Long-Term Opportunities: Sustainable Growth through Clean-Tech

The transition to clean energy is creating entirely new industries and opportunities:

  • Grid modernisation could require $14 trillion in investment by 2050

  • Electric vehicle charging infrastructure market is expected to reach $111.90 billion by 2028

  • Carbon capture and storage (CCS) market is projected to grow from $2.01 billion in 2021 to $7.0 billion by 2028

From Perception to Action

The clean energy transition represents one of the largest investment opportunities of the 21st century.
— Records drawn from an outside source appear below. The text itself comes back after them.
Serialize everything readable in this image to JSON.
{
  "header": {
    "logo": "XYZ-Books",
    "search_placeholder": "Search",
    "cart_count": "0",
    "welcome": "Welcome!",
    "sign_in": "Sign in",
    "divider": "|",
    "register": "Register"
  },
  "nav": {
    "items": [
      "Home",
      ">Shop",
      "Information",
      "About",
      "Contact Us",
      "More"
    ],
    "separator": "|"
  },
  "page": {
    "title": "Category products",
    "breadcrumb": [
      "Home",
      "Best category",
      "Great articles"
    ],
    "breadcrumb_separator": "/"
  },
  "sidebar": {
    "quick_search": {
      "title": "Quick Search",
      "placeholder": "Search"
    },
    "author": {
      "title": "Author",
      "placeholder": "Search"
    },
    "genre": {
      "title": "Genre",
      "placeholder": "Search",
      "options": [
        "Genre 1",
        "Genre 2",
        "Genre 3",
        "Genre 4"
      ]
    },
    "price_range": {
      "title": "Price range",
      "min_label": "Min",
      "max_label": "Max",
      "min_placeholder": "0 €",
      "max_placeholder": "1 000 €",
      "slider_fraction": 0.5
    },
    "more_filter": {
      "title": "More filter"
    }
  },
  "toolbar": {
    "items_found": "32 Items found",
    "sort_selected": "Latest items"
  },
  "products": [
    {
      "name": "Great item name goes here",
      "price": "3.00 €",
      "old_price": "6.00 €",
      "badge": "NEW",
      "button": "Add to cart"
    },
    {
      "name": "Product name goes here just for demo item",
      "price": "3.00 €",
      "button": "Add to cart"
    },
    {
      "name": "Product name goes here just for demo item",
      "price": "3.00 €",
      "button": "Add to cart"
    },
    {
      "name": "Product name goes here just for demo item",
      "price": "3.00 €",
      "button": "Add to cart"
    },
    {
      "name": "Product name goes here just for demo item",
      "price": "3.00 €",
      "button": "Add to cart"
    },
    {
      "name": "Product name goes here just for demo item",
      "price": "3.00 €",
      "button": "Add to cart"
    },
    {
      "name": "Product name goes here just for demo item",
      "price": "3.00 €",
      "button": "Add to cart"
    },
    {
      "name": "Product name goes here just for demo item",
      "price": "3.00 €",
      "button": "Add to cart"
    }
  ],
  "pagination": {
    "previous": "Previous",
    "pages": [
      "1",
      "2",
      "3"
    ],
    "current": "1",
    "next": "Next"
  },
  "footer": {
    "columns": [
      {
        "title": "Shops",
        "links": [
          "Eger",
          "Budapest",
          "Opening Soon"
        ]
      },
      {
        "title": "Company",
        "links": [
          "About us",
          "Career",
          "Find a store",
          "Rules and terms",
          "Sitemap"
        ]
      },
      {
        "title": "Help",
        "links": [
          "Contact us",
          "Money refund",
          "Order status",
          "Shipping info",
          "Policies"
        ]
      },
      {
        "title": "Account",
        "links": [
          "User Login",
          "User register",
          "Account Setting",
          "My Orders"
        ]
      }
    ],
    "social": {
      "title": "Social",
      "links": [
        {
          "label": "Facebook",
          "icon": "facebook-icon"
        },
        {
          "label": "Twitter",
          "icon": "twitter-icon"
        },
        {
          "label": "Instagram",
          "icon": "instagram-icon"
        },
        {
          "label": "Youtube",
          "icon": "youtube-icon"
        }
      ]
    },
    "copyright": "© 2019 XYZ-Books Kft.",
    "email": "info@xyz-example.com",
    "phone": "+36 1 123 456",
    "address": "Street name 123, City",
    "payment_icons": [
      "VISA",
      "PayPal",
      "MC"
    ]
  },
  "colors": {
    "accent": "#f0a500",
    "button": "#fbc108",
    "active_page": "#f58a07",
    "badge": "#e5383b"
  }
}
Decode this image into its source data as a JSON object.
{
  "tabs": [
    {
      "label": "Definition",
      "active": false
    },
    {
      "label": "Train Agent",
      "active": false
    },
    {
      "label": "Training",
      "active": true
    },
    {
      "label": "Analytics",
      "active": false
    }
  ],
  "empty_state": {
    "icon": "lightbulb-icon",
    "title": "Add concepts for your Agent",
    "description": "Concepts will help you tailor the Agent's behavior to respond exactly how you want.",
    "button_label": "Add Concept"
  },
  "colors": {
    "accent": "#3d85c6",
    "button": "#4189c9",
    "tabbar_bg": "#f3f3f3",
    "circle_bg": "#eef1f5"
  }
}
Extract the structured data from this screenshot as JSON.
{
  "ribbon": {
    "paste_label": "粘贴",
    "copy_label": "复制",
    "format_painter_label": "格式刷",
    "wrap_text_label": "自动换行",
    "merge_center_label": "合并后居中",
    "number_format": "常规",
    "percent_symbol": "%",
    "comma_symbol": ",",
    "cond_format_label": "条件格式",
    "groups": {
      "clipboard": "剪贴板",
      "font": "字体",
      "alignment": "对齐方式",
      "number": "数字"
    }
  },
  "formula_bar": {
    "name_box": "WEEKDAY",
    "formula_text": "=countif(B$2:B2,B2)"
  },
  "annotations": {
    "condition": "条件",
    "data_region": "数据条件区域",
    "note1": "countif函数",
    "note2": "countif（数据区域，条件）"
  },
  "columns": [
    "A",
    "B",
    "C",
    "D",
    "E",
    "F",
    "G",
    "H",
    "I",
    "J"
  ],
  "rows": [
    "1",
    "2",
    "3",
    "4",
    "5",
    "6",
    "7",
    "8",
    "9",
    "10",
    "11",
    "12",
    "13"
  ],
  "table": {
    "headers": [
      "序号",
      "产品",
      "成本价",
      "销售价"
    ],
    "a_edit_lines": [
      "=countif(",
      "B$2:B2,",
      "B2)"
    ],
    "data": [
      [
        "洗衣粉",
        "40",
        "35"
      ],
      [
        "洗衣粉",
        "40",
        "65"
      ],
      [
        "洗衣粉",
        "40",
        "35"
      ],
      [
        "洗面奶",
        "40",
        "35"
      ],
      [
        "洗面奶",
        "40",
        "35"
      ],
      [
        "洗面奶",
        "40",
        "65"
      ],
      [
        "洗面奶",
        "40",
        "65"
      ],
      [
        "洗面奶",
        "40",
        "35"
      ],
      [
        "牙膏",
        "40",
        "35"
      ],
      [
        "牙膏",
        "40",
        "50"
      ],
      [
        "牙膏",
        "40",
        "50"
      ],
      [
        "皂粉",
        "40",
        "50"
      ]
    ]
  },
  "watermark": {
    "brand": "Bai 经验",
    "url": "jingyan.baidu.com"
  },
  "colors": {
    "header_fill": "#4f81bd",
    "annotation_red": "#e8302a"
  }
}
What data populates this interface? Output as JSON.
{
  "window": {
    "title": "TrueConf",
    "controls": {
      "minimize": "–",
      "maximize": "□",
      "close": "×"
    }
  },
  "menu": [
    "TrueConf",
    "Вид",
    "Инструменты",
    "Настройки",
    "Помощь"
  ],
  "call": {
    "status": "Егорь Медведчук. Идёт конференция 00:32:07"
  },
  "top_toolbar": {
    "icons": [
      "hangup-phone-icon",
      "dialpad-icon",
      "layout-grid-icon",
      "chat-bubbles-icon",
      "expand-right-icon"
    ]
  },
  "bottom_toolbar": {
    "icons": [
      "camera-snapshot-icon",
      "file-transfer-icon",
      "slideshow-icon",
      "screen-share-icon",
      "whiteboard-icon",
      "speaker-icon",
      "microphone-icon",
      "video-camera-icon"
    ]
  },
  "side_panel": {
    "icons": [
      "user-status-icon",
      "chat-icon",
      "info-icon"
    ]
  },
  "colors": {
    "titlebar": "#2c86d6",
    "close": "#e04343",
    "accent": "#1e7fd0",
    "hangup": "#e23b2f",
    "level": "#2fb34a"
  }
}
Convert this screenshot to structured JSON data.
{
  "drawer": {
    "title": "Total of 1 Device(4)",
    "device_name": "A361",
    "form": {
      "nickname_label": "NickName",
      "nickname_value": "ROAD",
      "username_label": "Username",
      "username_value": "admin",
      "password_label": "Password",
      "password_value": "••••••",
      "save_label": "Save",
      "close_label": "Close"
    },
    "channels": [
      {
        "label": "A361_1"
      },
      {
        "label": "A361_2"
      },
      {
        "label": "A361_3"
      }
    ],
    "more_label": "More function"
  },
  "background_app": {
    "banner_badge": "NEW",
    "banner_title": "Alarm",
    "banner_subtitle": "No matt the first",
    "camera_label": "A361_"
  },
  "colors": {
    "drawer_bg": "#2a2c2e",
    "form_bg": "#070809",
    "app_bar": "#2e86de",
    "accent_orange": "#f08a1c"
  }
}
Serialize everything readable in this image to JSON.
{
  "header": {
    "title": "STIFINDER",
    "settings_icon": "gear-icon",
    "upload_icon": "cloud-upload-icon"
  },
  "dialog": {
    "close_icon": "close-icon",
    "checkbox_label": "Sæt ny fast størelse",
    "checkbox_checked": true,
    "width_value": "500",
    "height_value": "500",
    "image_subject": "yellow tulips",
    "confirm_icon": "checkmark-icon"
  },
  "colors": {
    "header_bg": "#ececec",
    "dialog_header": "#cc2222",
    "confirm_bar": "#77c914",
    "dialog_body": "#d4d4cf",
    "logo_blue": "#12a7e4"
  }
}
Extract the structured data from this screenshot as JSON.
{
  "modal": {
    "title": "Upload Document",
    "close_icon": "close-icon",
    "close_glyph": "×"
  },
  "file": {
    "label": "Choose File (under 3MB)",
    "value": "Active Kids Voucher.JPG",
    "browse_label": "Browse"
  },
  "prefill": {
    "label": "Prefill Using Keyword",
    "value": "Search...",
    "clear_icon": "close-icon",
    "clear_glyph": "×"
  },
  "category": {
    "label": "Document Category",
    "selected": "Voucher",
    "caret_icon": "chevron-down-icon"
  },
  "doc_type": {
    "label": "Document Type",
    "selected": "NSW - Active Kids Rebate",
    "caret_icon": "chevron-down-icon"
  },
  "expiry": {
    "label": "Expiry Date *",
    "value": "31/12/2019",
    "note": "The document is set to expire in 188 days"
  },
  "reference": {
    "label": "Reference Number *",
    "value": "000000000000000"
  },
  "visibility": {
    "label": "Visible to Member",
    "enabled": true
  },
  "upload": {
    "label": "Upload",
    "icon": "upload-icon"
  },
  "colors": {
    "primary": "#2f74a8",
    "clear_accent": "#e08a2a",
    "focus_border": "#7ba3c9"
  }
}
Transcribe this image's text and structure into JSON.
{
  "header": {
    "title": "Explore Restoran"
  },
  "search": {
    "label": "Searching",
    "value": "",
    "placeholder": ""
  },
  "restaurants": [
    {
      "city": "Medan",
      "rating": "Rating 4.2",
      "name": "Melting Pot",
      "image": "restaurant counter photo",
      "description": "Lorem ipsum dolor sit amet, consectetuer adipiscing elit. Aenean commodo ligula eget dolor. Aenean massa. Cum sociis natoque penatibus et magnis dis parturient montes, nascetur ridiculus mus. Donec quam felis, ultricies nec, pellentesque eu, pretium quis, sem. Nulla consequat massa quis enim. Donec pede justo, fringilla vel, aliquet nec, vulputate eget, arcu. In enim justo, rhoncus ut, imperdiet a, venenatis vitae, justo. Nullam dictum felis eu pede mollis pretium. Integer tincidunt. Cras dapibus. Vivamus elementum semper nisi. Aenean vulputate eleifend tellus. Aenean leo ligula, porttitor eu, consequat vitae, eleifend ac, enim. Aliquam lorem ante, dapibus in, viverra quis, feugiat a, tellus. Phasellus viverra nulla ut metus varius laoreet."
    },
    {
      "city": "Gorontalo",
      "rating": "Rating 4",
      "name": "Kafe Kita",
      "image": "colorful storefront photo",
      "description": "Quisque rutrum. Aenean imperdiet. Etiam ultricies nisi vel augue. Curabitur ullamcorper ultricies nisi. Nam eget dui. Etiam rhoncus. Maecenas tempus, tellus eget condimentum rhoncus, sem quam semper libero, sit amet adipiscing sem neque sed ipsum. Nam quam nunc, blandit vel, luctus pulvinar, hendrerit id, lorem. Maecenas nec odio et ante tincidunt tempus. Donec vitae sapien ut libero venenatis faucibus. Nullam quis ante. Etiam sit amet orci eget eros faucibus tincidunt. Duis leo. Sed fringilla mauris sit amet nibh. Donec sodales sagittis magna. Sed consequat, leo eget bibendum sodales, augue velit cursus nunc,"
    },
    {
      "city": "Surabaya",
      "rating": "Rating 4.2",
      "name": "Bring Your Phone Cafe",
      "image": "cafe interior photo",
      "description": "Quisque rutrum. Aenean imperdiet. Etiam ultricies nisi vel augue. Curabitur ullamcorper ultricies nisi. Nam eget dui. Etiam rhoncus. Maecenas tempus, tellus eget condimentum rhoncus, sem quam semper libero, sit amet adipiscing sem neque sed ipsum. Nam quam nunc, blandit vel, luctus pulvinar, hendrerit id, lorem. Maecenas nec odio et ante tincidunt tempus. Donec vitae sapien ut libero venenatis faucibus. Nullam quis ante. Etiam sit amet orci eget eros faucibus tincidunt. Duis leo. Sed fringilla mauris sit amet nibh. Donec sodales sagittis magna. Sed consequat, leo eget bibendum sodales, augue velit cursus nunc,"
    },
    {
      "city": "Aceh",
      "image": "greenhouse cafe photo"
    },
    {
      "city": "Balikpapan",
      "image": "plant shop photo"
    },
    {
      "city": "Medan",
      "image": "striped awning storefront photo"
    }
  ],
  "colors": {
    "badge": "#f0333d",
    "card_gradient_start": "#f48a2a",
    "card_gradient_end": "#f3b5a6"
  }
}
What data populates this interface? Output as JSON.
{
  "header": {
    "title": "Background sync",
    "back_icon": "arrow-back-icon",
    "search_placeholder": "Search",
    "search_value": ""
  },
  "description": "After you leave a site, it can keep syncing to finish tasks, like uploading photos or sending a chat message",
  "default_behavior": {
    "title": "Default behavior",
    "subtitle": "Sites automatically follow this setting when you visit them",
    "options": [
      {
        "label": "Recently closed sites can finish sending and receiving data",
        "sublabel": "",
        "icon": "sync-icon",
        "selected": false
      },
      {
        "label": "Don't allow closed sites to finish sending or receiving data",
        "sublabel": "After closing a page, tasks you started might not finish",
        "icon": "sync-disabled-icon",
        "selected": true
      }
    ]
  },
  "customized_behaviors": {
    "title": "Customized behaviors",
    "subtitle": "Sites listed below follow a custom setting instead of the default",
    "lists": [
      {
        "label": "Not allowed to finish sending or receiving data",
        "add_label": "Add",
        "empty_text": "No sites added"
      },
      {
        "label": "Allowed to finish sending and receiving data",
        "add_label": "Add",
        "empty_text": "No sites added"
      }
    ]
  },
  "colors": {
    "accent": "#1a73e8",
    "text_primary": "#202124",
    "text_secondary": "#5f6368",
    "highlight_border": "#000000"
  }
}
To capitalise on this opportunity, businesses must:

  1. Adopt data-driven communication strategies that emphasise financial returns

  2. Highlight successful case studies of clean energy transformation

  3. Focus on the innovation and wealth-creation potential of clean technologies

  4. Integrate clean energy investments into core business strategy rather than treating them as peripheral ESG initiatives

The path to net zero is not just an environmental imperative - it's a compelling business opportunity. Companies that recognise and act on this reality will be best positioned to thrive in the low-carbon economy of the future.

Saving the world requires influence and in this case focusing people on the economy and the cash return that clean energy and technology can deliver. And this is what COP29 will be talking about.